Study Materials:[1]L. Baltrunas and F. Ricci. Experimental evaluation ofcontext-dependent Collaborative filtering using item splitting..
[2]yong zheng,robin Burke,Bamshad mobasher.splitting approaches for Context-aware recommendation:An empirical study.2014








Referral System (1)--splitting approaches for Context-aware recommendation

Related Article

Contact Us

The content source of this page is from Internet, which doesn't represent Alibaba Cloud's opinion; products and services mentioned on that page don't have any relationship with Alibaba Cloud. If the content of the page makes you feel confusing, please write us an email, we will handle the problem within 5 days after receiving your email.

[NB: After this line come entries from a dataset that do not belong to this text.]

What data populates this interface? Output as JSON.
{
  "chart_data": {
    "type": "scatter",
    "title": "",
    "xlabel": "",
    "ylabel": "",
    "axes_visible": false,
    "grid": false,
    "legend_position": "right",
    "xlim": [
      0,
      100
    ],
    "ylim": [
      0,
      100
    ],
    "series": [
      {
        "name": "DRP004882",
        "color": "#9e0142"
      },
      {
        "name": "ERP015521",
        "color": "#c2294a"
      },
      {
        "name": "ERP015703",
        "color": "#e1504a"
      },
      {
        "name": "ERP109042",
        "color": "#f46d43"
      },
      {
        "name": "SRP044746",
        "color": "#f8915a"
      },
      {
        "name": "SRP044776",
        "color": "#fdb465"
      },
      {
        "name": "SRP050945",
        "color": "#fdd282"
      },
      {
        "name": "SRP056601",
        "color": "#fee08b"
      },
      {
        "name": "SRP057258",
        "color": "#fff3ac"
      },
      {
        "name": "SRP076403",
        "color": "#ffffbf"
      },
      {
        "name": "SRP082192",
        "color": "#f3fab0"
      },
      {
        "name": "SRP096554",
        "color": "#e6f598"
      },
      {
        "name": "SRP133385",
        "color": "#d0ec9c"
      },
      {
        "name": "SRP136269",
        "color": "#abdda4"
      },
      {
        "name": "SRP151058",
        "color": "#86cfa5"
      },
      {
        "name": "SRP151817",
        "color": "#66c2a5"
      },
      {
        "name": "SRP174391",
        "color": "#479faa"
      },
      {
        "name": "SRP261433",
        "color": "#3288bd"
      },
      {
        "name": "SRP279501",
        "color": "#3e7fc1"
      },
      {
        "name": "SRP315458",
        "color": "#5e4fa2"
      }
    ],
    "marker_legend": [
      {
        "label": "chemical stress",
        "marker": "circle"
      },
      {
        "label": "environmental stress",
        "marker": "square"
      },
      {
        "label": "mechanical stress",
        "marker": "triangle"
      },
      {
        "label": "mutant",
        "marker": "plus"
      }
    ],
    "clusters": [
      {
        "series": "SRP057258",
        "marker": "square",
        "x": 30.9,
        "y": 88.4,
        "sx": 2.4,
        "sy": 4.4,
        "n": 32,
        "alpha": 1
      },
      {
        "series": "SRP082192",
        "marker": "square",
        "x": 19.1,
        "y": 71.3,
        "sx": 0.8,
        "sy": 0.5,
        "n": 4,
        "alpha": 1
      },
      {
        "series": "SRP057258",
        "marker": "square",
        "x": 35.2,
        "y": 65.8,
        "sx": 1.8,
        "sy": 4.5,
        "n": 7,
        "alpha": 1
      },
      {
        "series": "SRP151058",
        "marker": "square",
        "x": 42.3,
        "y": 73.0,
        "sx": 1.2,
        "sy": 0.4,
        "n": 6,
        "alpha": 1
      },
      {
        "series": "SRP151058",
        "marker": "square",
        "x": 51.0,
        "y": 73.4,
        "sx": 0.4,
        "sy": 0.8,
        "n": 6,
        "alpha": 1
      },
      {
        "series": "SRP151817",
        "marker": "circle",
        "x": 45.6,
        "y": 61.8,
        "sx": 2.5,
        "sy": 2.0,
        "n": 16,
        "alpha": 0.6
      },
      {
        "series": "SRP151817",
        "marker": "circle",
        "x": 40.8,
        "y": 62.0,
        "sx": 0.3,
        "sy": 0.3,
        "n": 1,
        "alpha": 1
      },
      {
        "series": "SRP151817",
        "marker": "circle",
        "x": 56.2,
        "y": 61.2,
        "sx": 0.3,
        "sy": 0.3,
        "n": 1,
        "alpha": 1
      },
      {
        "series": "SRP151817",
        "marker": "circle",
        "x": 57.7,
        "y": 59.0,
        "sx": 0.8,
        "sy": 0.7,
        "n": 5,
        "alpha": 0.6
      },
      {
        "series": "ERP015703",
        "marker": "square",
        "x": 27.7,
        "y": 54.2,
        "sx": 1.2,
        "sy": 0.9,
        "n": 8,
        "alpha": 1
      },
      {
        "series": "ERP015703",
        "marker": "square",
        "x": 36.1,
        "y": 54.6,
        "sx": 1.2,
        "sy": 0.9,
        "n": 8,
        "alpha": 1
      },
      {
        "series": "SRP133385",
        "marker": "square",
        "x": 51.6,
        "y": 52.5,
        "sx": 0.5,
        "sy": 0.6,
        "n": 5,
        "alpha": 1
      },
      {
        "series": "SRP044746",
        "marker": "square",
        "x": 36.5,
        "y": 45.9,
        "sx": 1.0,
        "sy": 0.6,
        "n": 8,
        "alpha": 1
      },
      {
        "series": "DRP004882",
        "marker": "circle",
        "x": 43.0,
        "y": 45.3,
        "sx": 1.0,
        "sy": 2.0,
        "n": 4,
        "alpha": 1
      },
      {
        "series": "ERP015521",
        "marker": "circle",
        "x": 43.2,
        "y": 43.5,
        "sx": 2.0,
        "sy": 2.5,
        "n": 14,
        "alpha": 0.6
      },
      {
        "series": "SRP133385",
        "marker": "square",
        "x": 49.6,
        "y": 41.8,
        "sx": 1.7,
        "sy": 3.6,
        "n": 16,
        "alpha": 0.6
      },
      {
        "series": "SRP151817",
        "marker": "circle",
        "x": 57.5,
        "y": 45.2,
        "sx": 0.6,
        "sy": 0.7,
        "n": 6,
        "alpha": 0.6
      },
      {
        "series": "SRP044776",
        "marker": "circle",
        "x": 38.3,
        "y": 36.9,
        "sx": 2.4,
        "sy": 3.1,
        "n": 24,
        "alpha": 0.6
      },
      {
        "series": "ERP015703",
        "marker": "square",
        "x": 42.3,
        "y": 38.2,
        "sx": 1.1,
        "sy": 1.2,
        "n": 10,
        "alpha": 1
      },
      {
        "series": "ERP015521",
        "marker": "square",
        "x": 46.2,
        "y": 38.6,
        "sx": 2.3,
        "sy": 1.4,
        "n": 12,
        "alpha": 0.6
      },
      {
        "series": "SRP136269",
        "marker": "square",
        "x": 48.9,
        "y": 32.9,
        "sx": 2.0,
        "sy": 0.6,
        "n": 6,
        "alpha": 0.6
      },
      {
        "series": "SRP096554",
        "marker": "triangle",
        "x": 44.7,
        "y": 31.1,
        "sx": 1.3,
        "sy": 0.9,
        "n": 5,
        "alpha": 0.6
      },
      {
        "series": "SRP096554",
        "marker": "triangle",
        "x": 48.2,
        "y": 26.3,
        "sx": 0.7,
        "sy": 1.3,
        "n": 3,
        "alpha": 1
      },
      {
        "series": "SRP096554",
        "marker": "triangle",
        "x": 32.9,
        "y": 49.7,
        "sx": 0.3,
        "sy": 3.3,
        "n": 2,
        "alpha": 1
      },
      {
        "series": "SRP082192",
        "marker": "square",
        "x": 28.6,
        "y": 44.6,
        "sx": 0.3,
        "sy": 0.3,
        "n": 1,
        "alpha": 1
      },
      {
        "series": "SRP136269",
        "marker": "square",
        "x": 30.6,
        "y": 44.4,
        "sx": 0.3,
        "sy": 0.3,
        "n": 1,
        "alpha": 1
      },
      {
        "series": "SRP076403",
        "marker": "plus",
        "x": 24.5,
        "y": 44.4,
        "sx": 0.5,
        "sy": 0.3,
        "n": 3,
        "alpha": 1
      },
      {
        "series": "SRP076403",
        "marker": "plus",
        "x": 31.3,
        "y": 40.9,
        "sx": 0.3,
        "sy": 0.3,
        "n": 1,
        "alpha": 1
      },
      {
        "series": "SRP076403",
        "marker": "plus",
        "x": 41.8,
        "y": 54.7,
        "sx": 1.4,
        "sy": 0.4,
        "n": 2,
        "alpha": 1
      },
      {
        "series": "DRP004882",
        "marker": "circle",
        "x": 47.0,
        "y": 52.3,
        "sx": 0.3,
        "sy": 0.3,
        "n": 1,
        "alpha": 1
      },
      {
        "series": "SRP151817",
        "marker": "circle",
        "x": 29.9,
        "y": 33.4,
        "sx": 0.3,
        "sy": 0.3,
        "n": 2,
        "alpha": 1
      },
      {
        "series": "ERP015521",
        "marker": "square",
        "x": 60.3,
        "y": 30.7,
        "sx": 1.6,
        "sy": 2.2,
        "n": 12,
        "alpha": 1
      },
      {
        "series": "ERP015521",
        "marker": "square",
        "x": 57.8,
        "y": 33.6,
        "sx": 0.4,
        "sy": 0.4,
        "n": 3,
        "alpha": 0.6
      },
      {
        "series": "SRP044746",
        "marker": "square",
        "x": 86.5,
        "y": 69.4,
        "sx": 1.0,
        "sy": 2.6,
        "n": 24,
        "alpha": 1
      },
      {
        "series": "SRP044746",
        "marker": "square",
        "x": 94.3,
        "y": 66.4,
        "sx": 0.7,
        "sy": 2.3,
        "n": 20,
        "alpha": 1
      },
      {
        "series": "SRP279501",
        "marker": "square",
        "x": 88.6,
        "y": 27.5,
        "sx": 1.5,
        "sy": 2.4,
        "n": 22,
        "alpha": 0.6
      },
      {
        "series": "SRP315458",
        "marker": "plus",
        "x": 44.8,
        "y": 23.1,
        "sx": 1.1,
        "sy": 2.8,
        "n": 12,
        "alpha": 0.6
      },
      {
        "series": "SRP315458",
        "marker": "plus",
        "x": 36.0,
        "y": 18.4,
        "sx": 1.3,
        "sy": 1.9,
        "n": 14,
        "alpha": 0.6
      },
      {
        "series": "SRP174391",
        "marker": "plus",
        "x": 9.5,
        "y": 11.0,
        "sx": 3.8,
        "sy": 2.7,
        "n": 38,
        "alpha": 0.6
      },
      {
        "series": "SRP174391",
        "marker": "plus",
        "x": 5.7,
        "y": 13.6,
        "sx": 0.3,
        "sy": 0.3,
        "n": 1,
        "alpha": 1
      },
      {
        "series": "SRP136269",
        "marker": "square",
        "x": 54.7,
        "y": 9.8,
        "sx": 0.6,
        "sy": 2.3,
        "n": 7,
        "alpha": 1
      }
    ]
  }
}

If you find any instances of plagiarism from the community, please send an email to: info-contact@alibabacloud.com and provide relevant evidence. A staff member will contact you within 5 working days.

A Free Trial That Lets You Build Big!

Start building with 50+ products and up to 12 months usage for Elastic Compute Service

  • Sales Support

    1 on 1 presale consultation

  • After-Sales Support

    24/7 Technical Support 6 Free Tickets per Quarter Faster Response

  • Alibaba Cloud offers highly flexible support services tailored to meet your exact needs.